Ainda sobre o “sacrifício do intelecto”

Se tivesse atentado para este trecho de A ciência como vocação antes, teria sido mais claro com um amigo e o teria feito ver seu erro. É exatamente como diz o trecho abaixo.

Só o discípulo faz legitimamente o “sacrifício do intelecto” em favor do profeta, como só o crente o faz em favor da Igreja. Nunca, porém, se viu nascer uma nova profecia (repito deliberadamente essa metáfora que terá talvez chocado alguns) em razão de certos intelectuais modernos experimentarem a necessidade de mobiliar a alma com objetos antigos e portadores, por assim dizer, de garantia de autenticidade, aos quais acrescentem a religião, que aliás não praticam, simplesmente pelo fato de recordarem que ela faz parte daquelas antiguidades. Dessa maneira, substituem a religião por um sucedâneo com que enfeitam a alma como se enfeita uma capela privada, ornamentando-a com ídolos trazidos de todas as partes do mundo. Ou criam sucedâneos de todas as possíveis formas de experiência, aos quais atribuem a dignidade de santidade mística, para traficá-los no mercado de livros. Ora, tudo isso não passa de uma forma de charlatanismo, de maneira de se iludir a si mesmo.

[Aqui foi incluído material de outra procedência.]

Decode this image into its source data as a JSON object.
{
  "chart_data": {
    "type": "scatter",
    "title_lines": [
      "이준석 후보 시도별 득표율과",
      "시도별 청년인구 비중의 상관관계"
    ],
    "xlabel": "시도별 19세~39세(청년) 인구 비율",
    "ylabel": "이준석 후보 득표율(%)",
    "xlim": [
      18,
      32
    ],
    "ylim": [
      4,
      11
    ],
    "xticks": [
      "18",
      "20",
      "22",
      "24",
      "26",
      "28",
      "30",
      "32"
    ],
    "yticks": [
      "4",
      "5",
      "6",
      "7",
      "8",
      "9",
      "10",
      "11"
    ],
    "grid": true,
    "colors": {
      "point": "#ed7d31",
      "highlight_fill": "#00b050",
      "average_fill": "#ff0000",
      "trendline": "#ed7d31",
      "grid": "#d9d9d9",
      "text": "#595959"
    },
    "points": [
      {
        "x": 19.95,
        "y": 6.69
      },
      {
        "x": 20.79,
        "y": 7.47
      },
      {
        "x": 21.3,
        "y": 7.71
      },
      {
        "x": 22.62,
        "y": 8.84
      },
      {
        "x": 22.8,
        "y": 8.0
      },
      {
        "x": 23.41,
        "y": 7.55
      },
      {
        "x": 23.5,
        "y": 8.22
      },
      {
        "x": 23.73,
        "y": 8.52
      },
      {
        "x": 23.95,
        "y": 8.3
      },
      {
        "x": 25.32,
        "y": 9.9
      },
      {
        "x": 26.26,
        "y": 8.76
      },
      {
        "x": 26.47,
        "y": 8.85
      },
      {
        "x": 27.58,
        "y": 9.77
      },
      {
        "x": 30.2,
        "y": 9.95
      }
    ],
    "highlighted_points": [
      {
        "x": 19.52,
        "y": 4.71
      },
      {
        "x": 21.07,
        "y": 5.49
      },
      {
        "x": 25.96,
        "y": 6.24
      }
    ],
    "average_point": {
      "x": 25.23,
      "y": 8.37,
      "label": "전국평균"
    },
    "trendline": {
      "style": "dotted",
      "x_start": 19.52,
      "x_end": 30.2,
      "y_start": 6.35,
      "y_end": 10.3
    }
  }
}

É isso que acontece quando se quer dar à experiência religiosa um verniz de intelectualidade: falsificação. Ou bem se assume que a labuta intelectual impõe condições para o pensamento, ou corre-se o risco de tornar-se um charlatão intelectual, um mistificador de si mesmo. Como diz o post anterior, quando se usa a cátedra universitária – ou quando se usa a catédra, mesmo não estando ela na universidade – em favor de uma “visão política”, como a da tal guerra cultural, o pensamento se perde de sua vocação. Eu vi isso acontecer com alguns amigos ao ponto da comunicação tornar-se impossível. E sem volta. Uma pena.

2 comentários em “Ainda sobre o “sacrifício do intelecto”

  1. Desculpe a ignorância,estou estudando esta matéria mas as palavras são ainda muito profundas e ainda não entendi se Max Weber apenas explana sobre a ciência,a fé ou se posiciona se uma pode prejudicar a outra,ou mesmo se para seguir o evangelho temos que sacrificar o intelecto,confesso que estou confusa,se puder me ajudar a entender agradeço!

    1. Oi Fátima. Obrigado pela pergunta. Olha, neste texto “Ciência como vocação” Weber não desmerece a religião, pelo contrário. Mas ele discorre sobre a diferença fundamental entre religião e ciência, numa sala de aula: para ser um cientista, você deve amar a verdade mais do que à sua fé (verdade aqui no sentido científico do termo, ou seja, descrição, experimentação, reflexão sobre objetos que podemos encontrar no mundo – nada de transcendência). O cientista não defende seus deuses (sejam eles religiosos ou ideológicos) mas a ética da própria ciência, que pressupõe a descrença e a honestidade intelectual. Neste sentido o cientista é um cético, até mesmo em relação as suas próprias teorias. Ele não “crê”, ele comprova ou abandona sua hipótese. Já o religioso quer uma solução para o mundo dos valores em crise, quer uma perspectiva mais ampla e sacrifica seu ceticismo e até mesmo seu intelecto em nome desta perspectiva (que, para o religioso, é também um tipo de “verdade”). Lembre-se que o contexto em que o Weber proferiu sua palestra é a academia, a universidade.